There has been much speculation that, if Israel does decide it has to strike, it will do so before the US presidential election in November (which is also before winter sets in). The likelihood of action seems to change by the week; at the moment, it is clear that both the UK and the US are urging the Israeli Prime Minister not to act. That may prove counter-productive.
If Mr Netanyahu feels that President Obama cannot be relied on to stop Iran going crossing the nuclear threshold, it might make him more rather than less likely to act unilaterally. One thing is clear. If Israel does act then, whatever the circumstances, it will unleash a wave of anti-Israel sentiment that will make the existing level of hostility seem tame. Next year could thus prove to be testing in the extreme. As it is, as our political editor points out, we are losing rather than gaining ground to the anti-Israel activists on the left. Typically, this week's TUC had nothing to say about Syria, let alone Iran.

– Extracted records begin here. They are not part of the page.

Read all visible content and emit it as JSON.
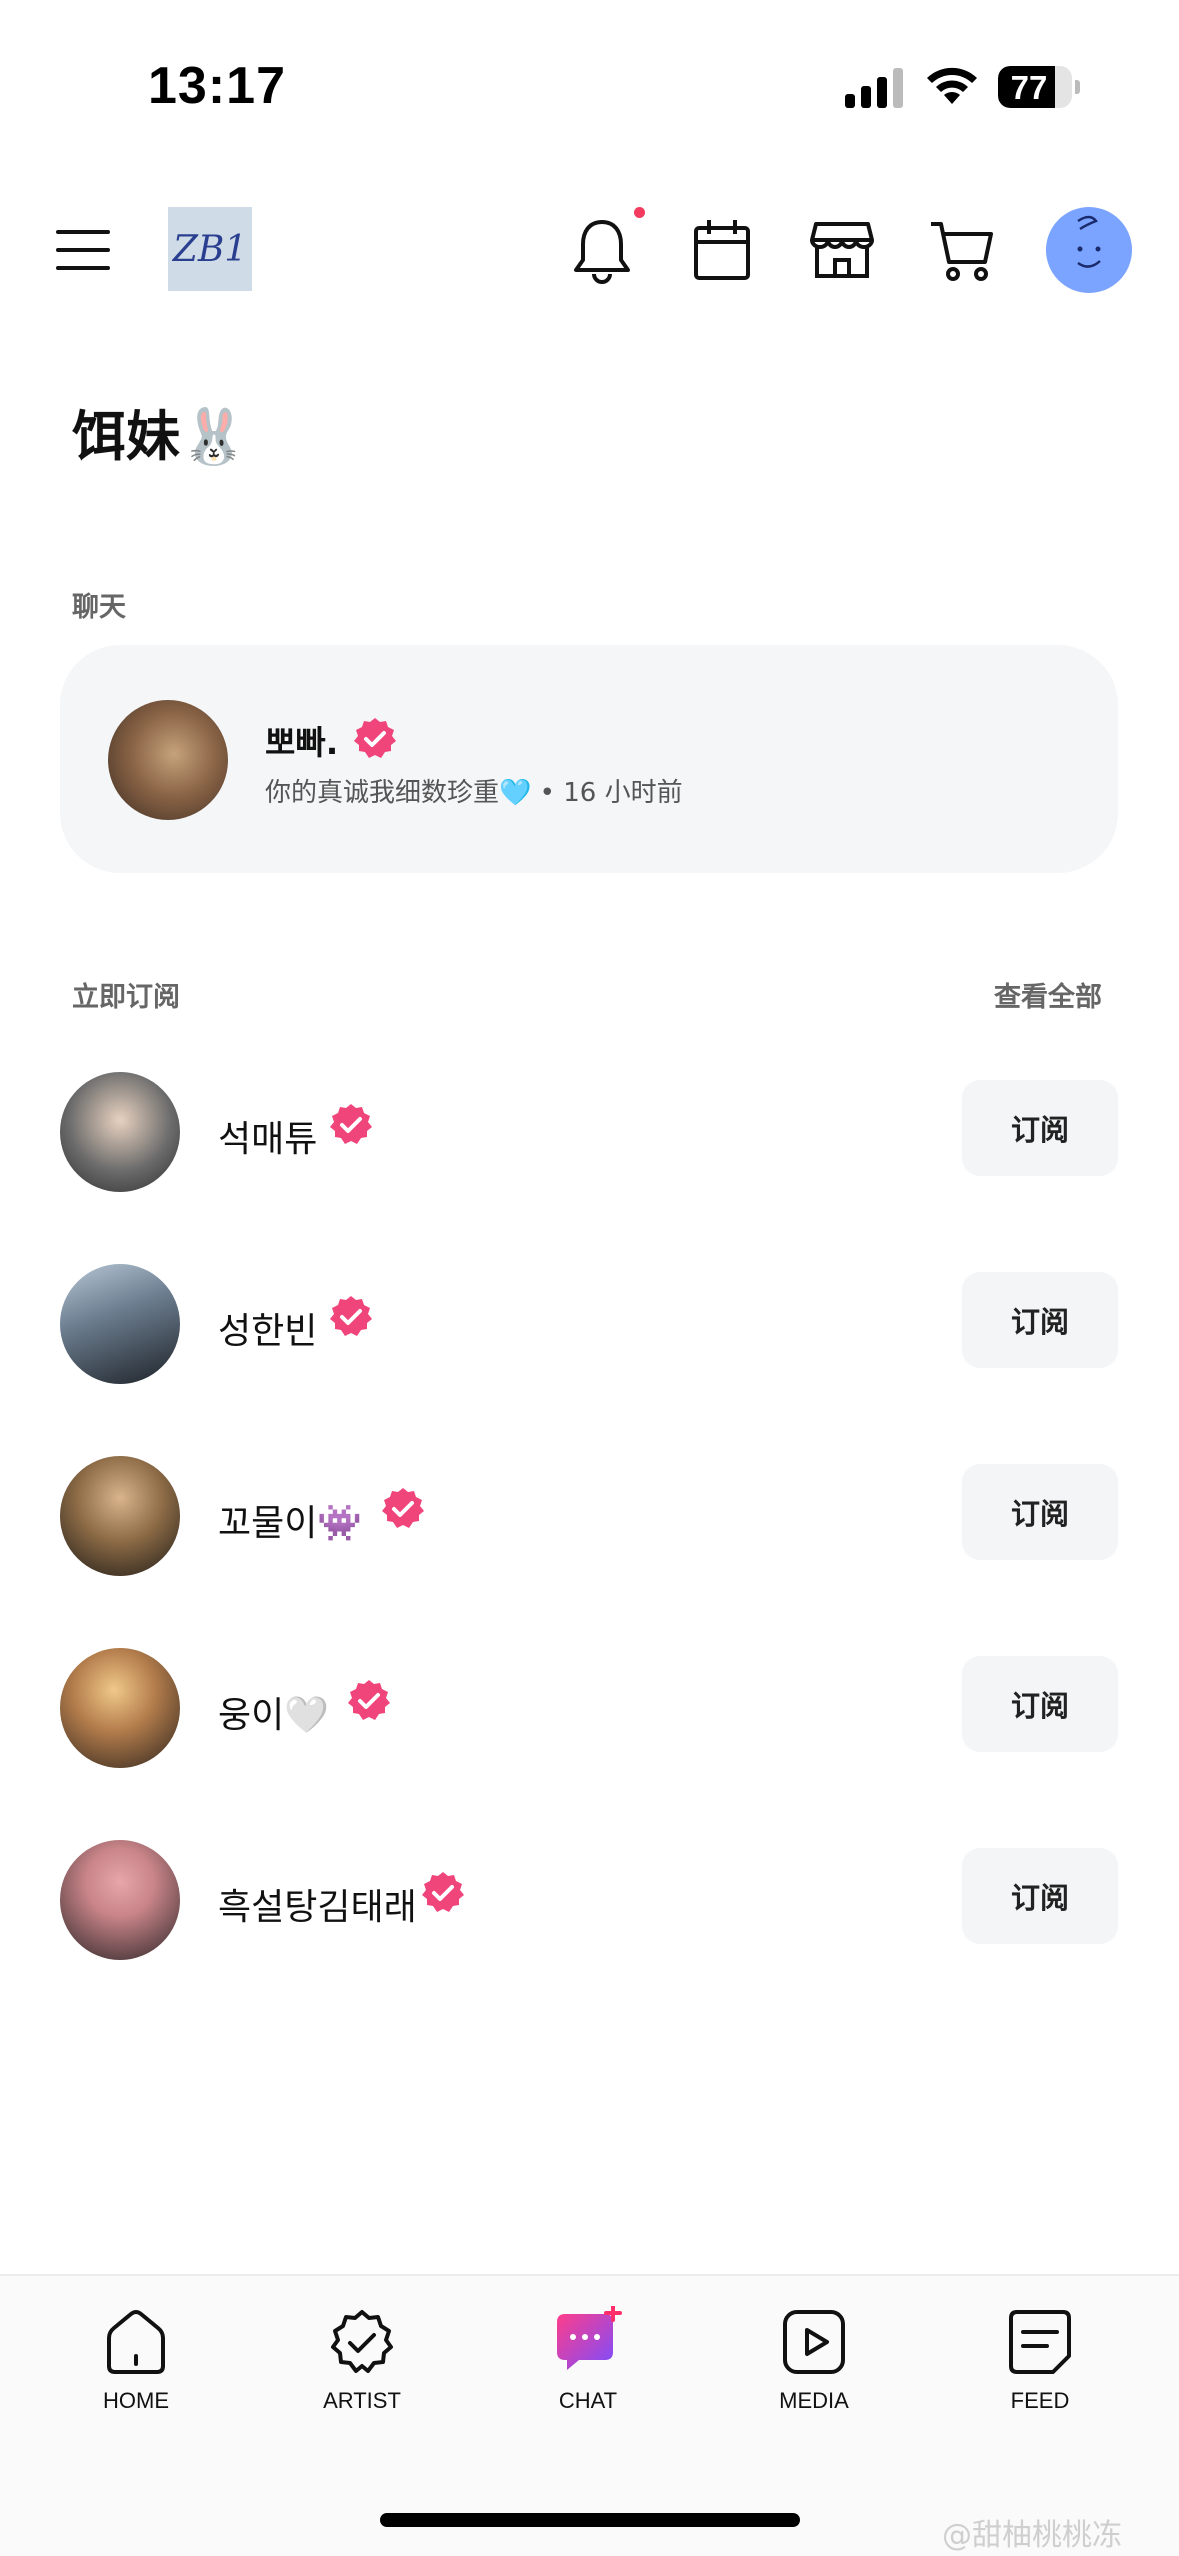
{
  "status_bar": {
    "time": "13:17",
    "battery": "77",
    "battery_level": 0.77
  },
  "header": {
    "logo_text": "ZB1",
    "icons": [
      "menu-icon",
      "bell-icon",
      "calendar-icon",
      "shop-icon",
      "cart-icon"
    ],
    "has_notification": true
  },
  "page": {
    "title": "饵妹🐰"
  },
  "chat_section": {
    "label": "聊天",
    "item": {
      "name": "뽀빠.",
      "preview": "你的真诚我细数珍重🩵 • 16 小时前"
    }
  },
  "subscribe_section": {
    "label": "立即订阅",
    "view_all": "查看全部",
    "button_label": "订阅",
    "items": [
      {
        "name": "석매튜"
      },
      {
        "name": "성한빈"
      },
      {
        "name": "꼬물이👾"
      },
      {
        "name": "웅이🤍"
      },
      {
        "name": "흑설탕김태래"
      }
    ]
  },
  "bottom_nav": {
    "items": [
      {
        "label": "HOME",
        "icon": "home-icon"
      },
      {
        "label": "ARTIST",
        "icon": "artist-badge-icon"
      },
      {
        "label": "CHAT",
        "icon": "chat-icon"
      },
      {
        "label": "MEDIA",
        "icon": "media-play-icon"
      },
      {
        "label": "FEED",
        "icon": "feed-icon"
      }
    ],
    "active": "CHAT"
  },
  "watermark": "@甜柚桃桃冻",
  "colors": {
    "verified": "#f0457a",
    "chat_gradient_start": "#ff3d8a",
    "chat_gradient_end": "#7a4dff",
    "card_bg": "#f5f6f8"
  }
}
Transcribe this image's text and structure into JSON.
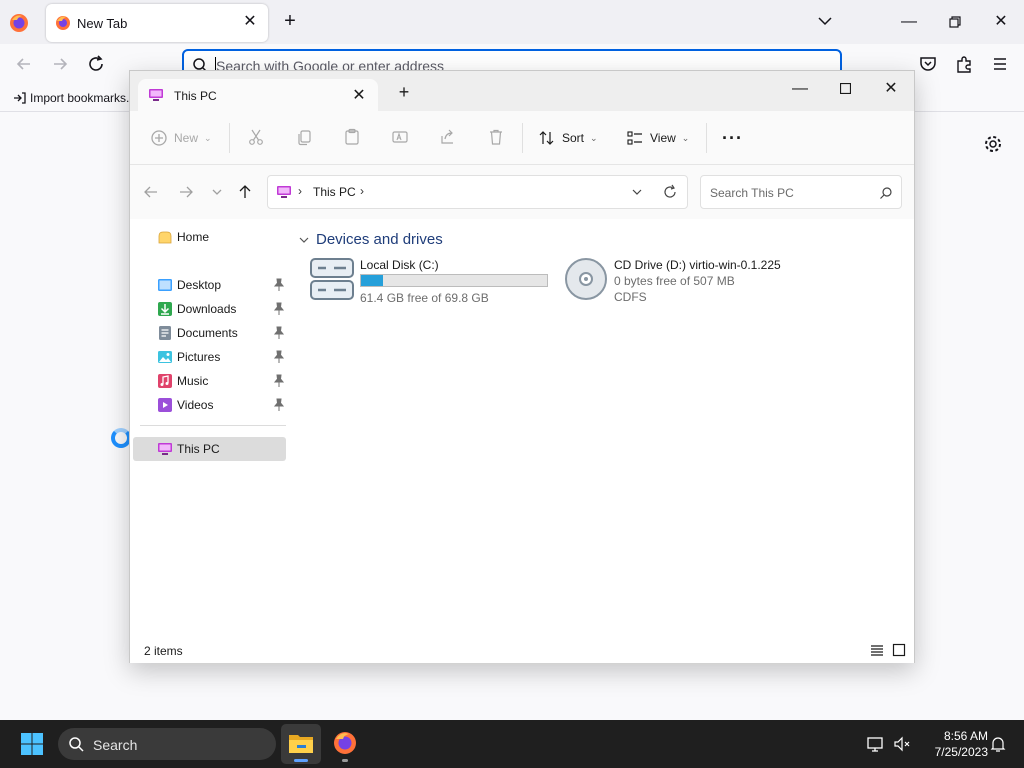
{
  "firefox": {
    "tab_title": "New Tab",
    "url_placeholder": "Search with Google or enter address",
    "bookmarks_import_label": "Import bookmarks..."
  },
  "explorer": {
    "tab_title": "This PC",
    "toolbar": {
      "new_label": "New",
      "sort_label": "Sort",
      "view_label": "View",
      "more_label": "···"
    },
    "address": {
      "location": "This PC",
      "search_placeholder": "Search This PC"
    },
    "nav": {
      "home": "Home",
      "items": [
        {
          "label": "Desktop",
          "icon": "desktop-icon",
          "color": "#3aa0ff"
        },
        {
          "label": "Downloads",
          "icon": "downloads-icon",
          "color": "#2fa84f"
        },
        {
          "label": "Documents",
          "icon": "documents-icon",
          "color": "#7f8c9a"
        },
        {
          "label": "Pictures",
          "icon": "pictures-icon",
          "color": "#3cc3e0"
        },
        {
          "label": "Music",
          "icon": "music-icon",
          "color": "#e0436b"
        },
        {
          "label": "Videos",
          "icon": "videos-icon",
          "color": "#9b4fd9"
        }
      ],
      "this_pc": "This PC"
    },
    "group_header": "Devices and drives",
    "drives": [
      {
        "name": "Local Disk (C:)",
        "space": "61.4 GB free of 69.8 GB",
        "used_fraction": 0.12
      },
      {
        "name": "CD Drive (D:) virtio-win-0.1.225",
        "space": "0 bytes free of 507 MB",
        "fs": "CDFS"
      }
    ],
    "status": "2 items"
  },
  "taskbar": {
    "search_label": "Search",
    "time": "8:56 AM",
    "date": "7/25/2023"
  },
  "colors": {
    "accent": "#0061e0",
    "drive_bar": "#26a0da",
    "taskbar": "#1f1f1f"
  }
}
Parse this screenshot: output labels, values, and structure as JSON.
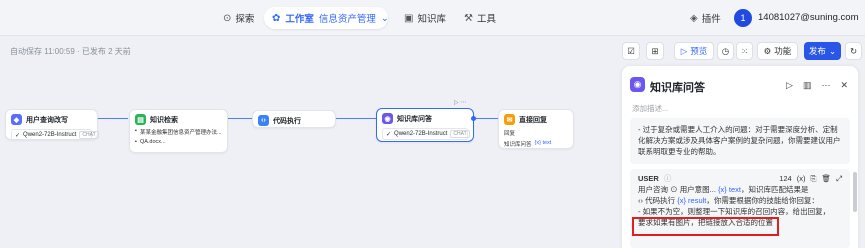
{
  "nav": {
    "explore": "探索",
    "workspace": "工作室",
    "asset_mgmt": "信息资产管理",
    "knowledge": "知识库",
    "tools": "工具",
    "plugins": "插件",
    "avatar_initial": "1",
    "user_email": "14081027@suning.com"
  },
  "toolbar": {
    "autosave": "自动保存 11:00:59 · 已发布 2 天前",
    "preview": "预览",
    "features": "功能",
    "publish": "发布"
  },
  "canvas": {
    "node_rewrite": {
      "title": "用户查询改写",
      "model": "Qwen2-72B-Instruct",
      "badge": "CHAT"
    },
    "node_retrieval": {
      "title": "知识检索",
      "kb1": "某某金融集团信息资产管理办法...",
      "kb2": "QA.docx..."
    },
    "node_code": {
      "title": "代码执行"
    },
    "node_kbqa": {
      "title": "知识库问答",
      "model": "Qwen2-72B-Instruct",
      "badge": "CHAT"
    },
    "node_reply": {
      "title": "直接回复",
      "label": "回复",
      "text": "知识库问答",
      "var": "{x} text"
    }
  },
  "panel": {
    "title": "知识库问答",
    "add_desc": "添加描述...",
    "sys_text": "- 过于复杂或需要人工介入的问题：对于需要深度分析、定制化解决方案或涉及具体客户案例的复杂问题，你需要建议用户联系明取更专业的帮助。",
    "user_label": "USER",
    "count": "124",
    "var_x": "(x)",
    "line1_a": "用户咨询",
    "line1_b": "用户意图...",
    "line1_c": "{x} text",
    "line1_d": "，知识库匹配结果是",
    "line2_a": "代码执行",
    "line2_b": "{x} result",
    "line2_c": "，你需要根据你的技能给你回复：",
    "line3": "- 如果不为空，则整理一下知识库的召回内容，给出回复，",
    "line4": "要求如果有图片，把链接放入合适的位置"
  }
}
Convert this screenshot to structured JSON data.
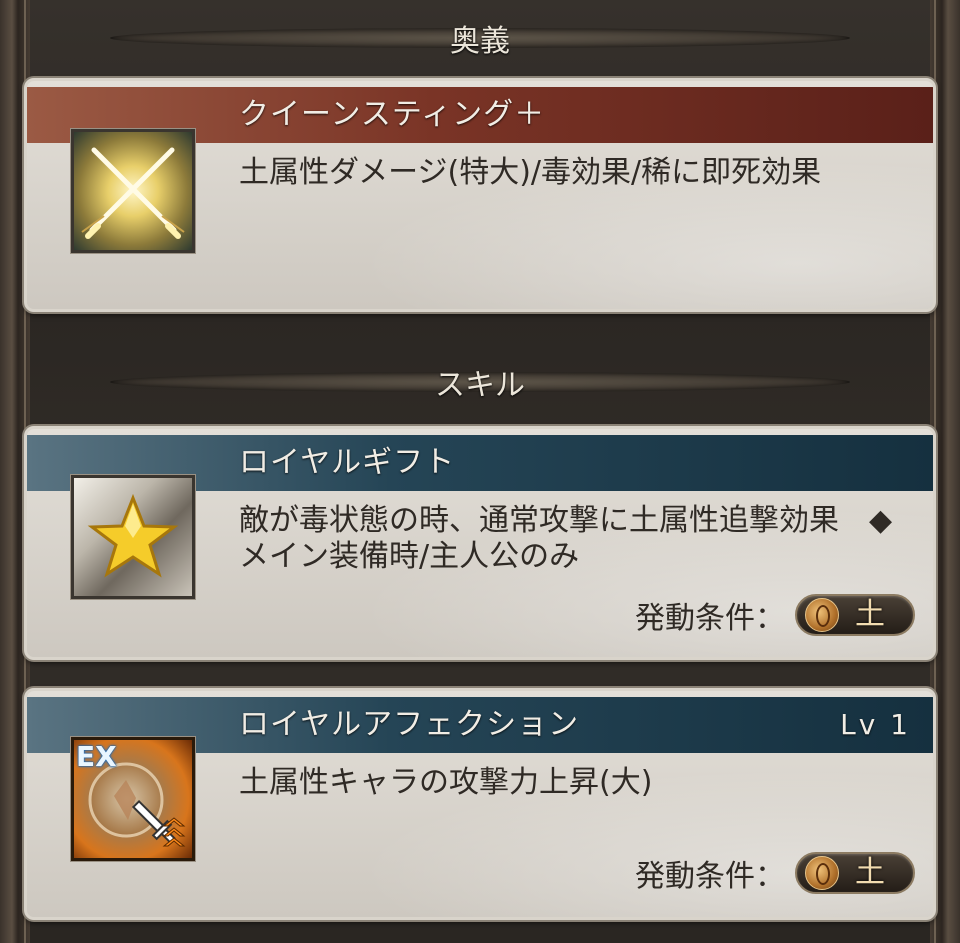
{
  "sections": {
    "ougi_title": "奥義",
    "skill_title": "スキル"
  },
  "ougi": {
    "name": "クイーンスティング＋",
    "description": "土属性ダメージ(特大)/毒効果/稀に即死効果",
    "icon": "crossed-swords-icon"
  },
  "skills": [
    {
      "name": "ロイヤルギフト",
      "description": "敵が毒状態の時、通常攻撃に土属性追撃効果　◆メイン装備時/主人公のみ",
      "icon": "star-icon",
      "condition_label": "発動条件：",
      "condition_element": "土"
    },
    {
      "name": "ロイヤルアフェクション",
      "level": "Lv 1",
      "description": "土属性キャラの攻撃力上昇(大)",
      "icon": "ex-sword-up-icon",
      "icon_badge": "EX",
      "condition_label": "発動条件：",
      "condition_element": "土"
    }
  ],
  "colors": {
    "ougi_band": "#7a3426",
    "skill_band": "#254556",
    "card_body": "#d8d3cb"
  }
}
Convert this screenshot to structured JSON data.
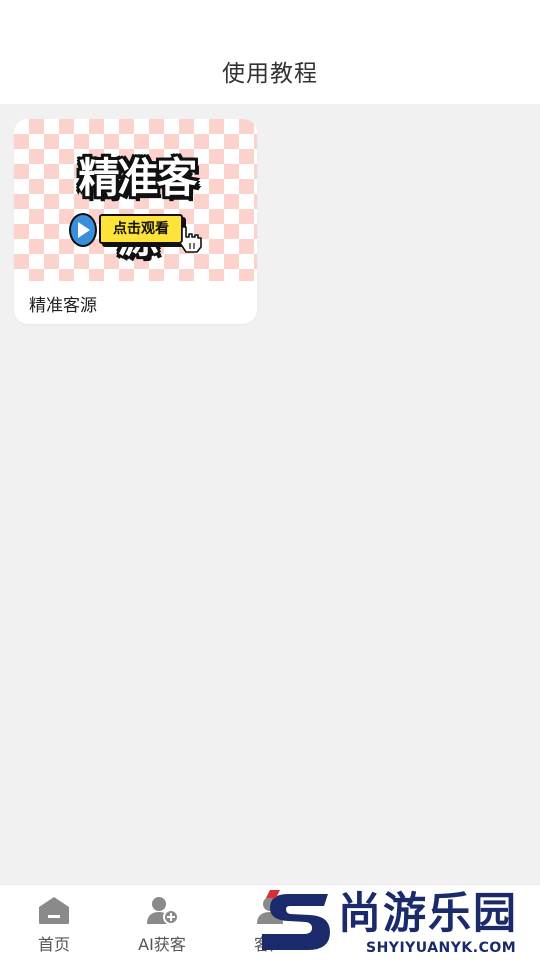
{
  "header": {
    "title": "使用教程"
  },
  "tutorial": {
    "items": [
      {
        "thumbnail_title": "精准客源",
        "thumbnail_button": "点击观看",
        "label": "精准客源"
      }
    ]
  },
  "tabbar": {
    "tabs": [
      {
        "label": "首页",
        "icon": "home-icon"
      },
      {
        "label": "AI获客",
        "icon": "add-user-icon"
      },
      {
        "label": "客户",
        "icon": "customer-icon"
      }
    ]
  },
  "watermark": {
    "brand": "尚游乐园",
    "url": "SHYIYUANYK.COM"
  },
  "colors": {
    "background": "#f1f1f2",
    "thumb_pink": "#fbd2cc",
    "watch_yellow": "#ffe23a",
    "play_blue": "#3a8fdc",
    "watermark_navy": "#1b2a6b",
    "watermark_red": "#d62e3a"
  }
}
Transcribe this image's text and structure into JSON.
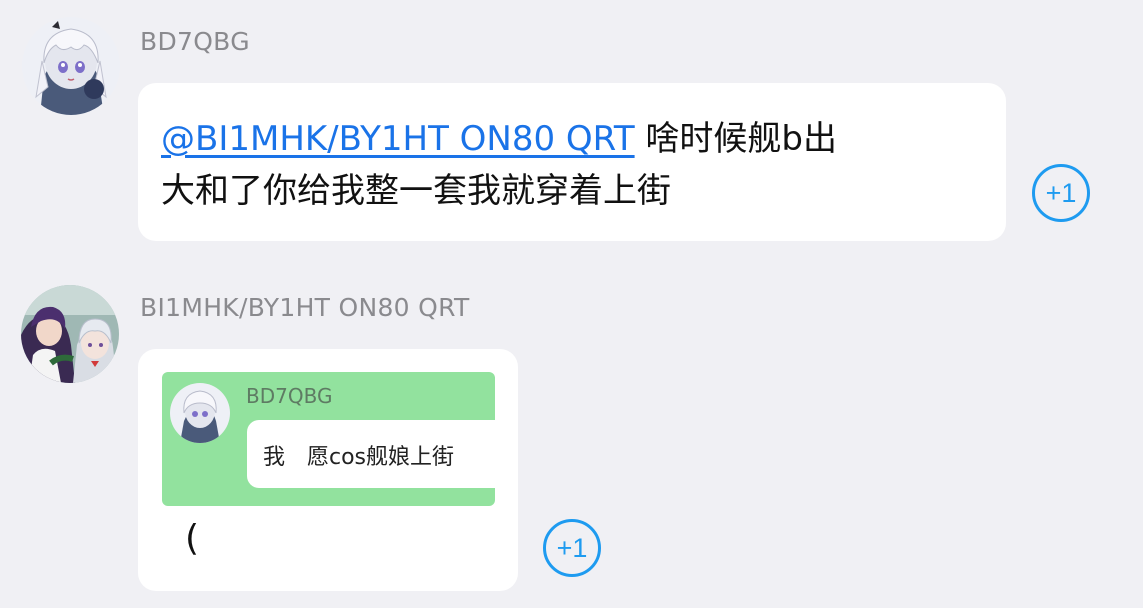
{
  "messages": [
    {
      "sender": "BD7QBG",
      "mention": "@BI1MHK/BY1HT ON80 QRT",
      "text_line1_rest": " 啥时候舰b出",
      "text_line2": "大和了你给我整一套我就穿着上街",
      "reaction": "+1"
    },
    {
      "sender": "BI1MHK/BY1HT ON80 QRT",
      "quote": {
        "sender": "BD7QBG",
        "text": "我　愿cos舰娘上街"
      },
      "text": "(",
      "reaction": "+1"
    }
  ],
  "colors": {
    "background": "#f0f0f4",
    "bubble": "#ffffff",
    "mention": "#1a73e8",
    "reaction": "#1e9bf0",
    "quote_background": "#92e29e"
  },
  "icons": {
    "avatar_1": "anime-girl-silver-hair-avatar",
    "avatar_2": "anime-characters-avatar"
  }
}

But it had a lot to say about Israel and Gaza - all of it hostile. In seeking to put Israel's case to to the left, Labour Friends of Israel does a sterling job. But it is David against the Goliath of anti-Israel campaigning. And we now have other battles which we must fight, simply to be able to practise our religion. In Germany, of all places, the attacks on Judaism have been ratcheted up through legal action against circumcision. But this will not stop there - and is accompanied by Europe-wide attacks on shechitah, to which we in the UK are also vulnerable.
It is easy to be gloomy, but there have been many good things this past year. Our exposure of the disgraceful way in which still-born and very young babies were treated by some synagogue authorities has resulted in a thoroughgoing transformation. And we are proud of our role in securing a memorial at Auschwitz to British POWs. Whatever the next year brings, the JC wishes you shana tova.